Figure 8: Truncated Data Histogram
Turns out that data below the lower specification was not being recorded (true story – aren’t you amazed someone would do that?). And there was lots of data below the lower specification. This non-normal histogram was really due to a problem in the process (not recording data).
Figure 9 is another example of a histogram that indicates a problem instead of being non-normal data. The histogram has two peaks. This is usually an indication that there are at least two processes present: two shifts, two suppliers, etc.
The data appears non-normal but if you move the processes to be the same, then the data becomes normal – and you reduce variation significantly.
Figure 9: Bimodal Histogram
There are other examples in our publication on histograms.
At this point, you should have a very good idea if the data are normal. The process is stable (from the control chart). The histogram looks either normal or non-normal – and it is the pattern you expect from the process because of your knowledge of the process. If the histogram shows a problem, then work on correcting that problem and recollect the data.
You can construct the normal probability plot at this time to confirm your decision about the normality of the data. The normal probability plot is best used to provide additional information to support your knowledge of the process and what the histogram tells you about normality.
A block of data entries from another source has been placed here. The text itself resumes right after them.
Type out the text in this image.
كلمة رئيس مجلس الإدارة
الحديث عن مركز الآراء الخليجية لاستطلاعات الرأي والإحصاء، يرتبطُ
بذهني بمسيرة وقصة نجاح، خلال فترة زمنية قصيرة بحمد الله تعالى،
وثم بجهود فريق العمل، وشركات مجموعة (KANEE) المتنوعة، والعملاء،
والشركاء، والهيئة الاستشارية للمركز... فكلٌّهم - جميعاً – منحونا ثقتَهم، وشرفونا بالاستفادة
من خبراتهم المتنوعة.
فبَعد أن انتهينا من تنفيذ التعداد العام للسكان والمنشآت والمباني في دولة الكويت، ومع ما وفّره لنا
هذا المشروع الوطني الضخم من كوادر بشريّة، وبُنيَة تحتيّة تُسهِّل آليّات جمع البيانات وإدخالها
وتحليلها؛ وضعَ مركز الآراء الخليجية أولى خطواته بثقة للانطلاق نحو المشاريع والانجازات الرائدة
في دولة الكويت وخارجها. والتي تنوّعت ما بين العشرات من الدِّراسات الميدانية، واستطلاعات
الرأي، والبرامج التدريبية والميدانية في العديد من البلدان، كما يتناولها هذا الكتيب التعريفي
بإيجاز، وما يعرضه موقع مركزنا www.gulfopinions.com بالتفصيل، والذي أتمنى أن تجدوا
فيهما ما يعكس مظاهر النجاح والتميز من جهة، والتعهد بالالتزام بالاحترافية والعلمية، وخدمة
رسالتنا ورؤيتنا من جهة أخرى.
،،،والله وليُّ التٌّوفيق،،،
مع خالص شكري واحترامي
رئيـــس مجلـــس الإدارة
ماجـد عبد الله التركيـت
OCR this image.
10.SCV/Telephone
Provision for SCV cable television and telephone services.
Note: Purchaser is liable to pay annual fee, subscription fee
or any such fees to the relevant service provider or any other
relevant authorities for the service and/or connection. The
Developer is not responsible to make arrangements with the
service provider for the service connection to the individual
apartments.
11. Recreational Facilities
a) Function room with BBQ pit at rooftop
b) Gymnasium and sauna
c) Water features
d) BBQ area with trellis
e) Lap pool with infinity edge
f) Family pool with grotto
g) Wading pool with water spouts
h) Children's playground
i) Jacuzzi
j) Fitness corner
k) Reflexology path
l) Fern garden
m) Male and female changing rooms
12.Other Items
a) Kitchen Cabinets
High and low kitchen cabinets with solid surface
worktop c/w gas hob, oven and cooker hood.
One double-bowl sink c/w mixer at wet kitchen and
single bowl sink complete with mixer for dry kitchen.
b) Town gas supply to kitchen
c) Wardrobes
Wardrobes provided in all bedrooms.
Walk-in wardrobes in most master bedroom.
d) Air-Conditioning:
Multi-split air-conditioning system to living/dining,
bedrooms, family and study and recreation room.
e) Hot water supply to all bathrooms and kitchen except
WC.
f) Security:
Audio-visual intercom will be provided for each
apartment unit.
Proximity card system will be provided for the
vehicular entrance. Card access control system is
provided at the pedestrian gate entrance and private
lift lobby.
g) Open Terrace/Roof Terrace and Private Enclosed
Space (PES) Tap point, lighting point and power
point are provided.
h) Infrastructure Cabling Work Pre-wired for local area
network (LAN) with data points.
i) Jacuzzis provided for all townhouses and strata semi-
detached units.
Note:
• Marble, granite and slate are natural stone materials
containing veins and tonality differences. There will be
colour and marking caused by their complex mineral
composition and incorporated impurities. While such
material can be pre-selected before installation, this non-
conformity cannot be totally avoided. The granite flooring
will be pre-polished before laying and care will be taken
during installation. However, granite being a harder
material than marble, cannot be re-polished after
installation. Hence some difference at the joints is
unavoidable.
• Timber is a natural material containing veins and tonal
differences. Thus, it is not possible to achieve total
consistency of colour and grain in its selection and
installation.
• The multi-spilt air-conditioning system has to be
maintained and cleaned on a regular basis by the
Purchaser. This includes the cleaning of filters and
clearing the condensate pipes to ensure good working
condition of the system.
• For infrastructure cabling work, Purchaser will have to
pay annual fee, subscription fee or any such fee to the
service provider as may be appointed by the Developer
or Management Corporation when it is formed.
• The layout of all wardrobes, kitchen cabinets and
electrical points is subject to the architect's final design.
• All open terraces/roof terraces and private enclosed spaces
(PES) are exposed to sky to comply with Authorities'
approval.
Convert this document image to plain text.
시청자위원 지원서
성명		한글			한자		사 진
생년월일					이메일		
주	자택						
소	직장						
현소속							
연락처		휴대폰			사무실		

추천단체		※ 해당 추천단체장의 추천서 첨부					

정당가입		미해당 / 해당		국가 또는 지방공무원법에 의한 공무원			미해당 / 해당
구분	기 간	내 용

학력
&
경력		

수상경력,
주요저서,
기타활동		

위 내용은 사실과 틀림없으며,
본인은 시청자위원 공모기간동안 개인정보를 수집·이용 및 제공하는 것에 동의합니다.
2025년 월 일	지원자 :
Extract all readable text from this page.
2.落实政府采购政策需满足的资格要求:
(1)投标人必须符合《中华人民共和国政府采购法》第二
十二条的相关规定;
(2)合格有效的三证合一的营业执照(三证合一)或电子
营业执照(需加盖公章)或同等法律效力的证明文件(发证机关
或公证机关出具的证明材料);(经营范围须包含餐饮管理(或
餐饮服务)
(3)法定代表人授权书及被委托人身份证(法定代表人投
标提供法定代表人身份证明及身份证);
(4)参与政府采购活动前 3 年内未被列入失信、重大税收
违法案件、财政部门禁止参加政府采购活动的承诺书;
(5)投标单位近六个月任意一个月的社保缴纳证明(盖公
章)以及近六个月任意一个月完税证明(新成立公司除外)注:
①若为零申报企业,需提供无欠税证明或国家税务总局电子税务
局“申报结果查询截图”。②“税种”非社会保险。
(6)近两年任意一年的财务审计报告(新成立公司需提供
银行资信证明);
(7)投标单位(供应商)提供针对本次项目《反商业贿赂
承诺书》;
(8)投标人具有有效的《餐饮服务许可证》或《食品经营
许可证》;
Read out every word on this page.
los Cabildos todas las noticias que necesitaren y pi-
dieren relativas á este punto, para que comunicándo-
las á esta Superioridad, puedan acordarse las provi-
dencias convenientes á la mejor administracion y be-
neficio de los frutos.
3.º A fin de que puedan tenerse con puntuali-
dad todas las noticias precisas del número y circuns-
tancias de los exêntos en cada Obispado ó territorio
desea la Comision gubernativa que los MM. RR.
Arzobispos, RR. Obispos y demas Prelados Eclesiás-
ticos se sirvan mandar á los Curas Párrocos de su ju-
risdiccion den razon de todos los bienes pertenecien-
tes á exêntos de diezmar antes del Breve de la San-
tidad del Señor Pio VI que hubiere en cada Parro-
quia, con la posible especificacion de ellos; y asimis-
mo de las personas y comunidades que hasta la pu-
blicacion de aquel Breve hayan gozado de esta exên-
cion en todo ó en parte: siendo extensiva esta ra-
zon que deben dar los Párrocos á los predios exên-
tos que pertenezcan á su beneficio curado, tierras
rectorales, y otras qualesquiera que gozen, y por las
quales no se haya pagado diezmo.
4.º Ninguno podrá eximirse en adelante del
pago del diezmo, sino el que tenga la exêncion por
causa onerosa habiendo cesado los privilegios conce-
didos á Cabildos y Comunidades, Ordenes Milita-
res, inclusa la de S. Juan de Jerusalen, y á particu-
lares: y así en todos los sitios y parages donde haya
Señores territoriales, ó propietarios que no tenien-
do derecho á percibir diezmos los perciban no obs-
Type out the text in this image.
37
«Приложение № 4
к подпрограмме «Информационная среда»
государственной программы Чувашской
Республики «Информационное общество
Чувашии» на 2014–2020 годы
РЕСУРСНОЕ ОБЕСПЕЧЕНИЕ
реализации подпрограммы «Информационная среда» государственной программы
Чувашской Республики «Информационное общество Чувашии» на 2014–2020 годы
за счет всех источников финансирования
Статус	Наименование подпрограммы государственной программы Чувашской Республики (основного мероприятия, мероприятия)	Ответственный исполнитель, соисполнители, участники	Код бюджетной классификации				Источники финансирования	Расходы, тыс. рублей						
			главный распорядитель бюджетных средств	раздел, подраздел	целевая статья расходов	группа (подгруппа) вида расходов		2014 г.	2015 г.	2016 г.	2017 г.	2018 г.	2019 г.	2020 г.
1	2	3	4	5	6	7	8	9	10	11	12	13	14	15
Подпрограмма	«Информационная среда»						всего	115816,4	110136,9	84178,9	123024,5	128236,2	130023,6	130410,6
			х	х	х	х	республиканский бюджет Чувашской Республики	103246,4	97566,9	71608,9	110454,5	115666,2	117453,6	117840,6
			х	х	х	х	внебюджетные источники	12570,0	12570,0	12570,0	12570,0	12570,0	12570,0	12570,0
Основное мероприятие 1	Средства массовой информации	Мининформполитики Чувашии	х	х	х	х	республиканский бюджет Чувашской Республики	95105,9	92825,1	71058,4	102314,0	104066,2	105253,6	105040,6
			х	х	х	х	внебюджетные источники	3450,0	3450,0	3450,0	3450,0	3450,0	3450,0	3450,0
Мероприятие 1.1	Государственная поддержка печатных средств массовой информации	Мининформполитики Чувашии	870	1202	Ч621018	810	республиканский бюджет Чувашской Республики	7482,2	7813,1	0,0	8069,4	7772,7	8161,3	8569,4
The Data is Non-Normal: Now What?
You have decided the data are non-normal. Now what do you do when you have to do something that requires a normal distribution? Like calculate Cpk for your process capability. You have two options: transform the data so it is normally distributed or fit the data to a different distribution. Some data sets may not transform to a normal distribution – or be fit to a distribution. The histogram that was truncated because no one would record out of specification material is an example of this. You can’t normalize that data no matter what you do.
Next month, we will take a look at a commonly used transformation technique: the Box-Cox transformation. This technique attempts to transform the data into a normal distribution.
Summary
This month’s publication examined how to tell if your data are normally distributed. The first step is to use your knowledge of your process. Does it make sense to expect normal or non-normal data? There are three basic tools to use to help in your decision making process: the control chart, the histogram, and the normal probability plot. You need 30 to 125 samples to make good decisions about the normality of the process. Look at the data you have – particularly the histogram. Does the histogram appear to be non-normal due to a problem in the process? If so, fix the problem. And does it make sense in terms of your knowledge about your process.
Respected SirThanks for sharing the important article on data to see the normal distribution and tools associated with that.Best RegardsShishpal Singh
Nice article…but:First you write, “There are a variety of tools to help you determine if the data are normally distributed or not. The three key ones (in my opinion) are: Control charts…”. Then you write, “Please note that being in statistical control does not mean that your data are normally distributed. A control chart does not tell you that.”RE Figure 1, I’d also recommend running the Individuals control chart without the two data points that appear to lie “outside” the rest of the data – they may be inflating the estiamted standard deviation and lie outside the re-calculated control limits. Control limits should be calculated using only data that vary due to Common Causes.
Thanks Wayne. Yes, the control chart doesn't tell you if the data are normally distributed or not – just if the data came from a stable system to help you make a judement about the data itself. So, I edited that sentence. On Figure 1: the points appear to be part of the system based on the control limits, but yes, you could drop them out to see the impact on the data.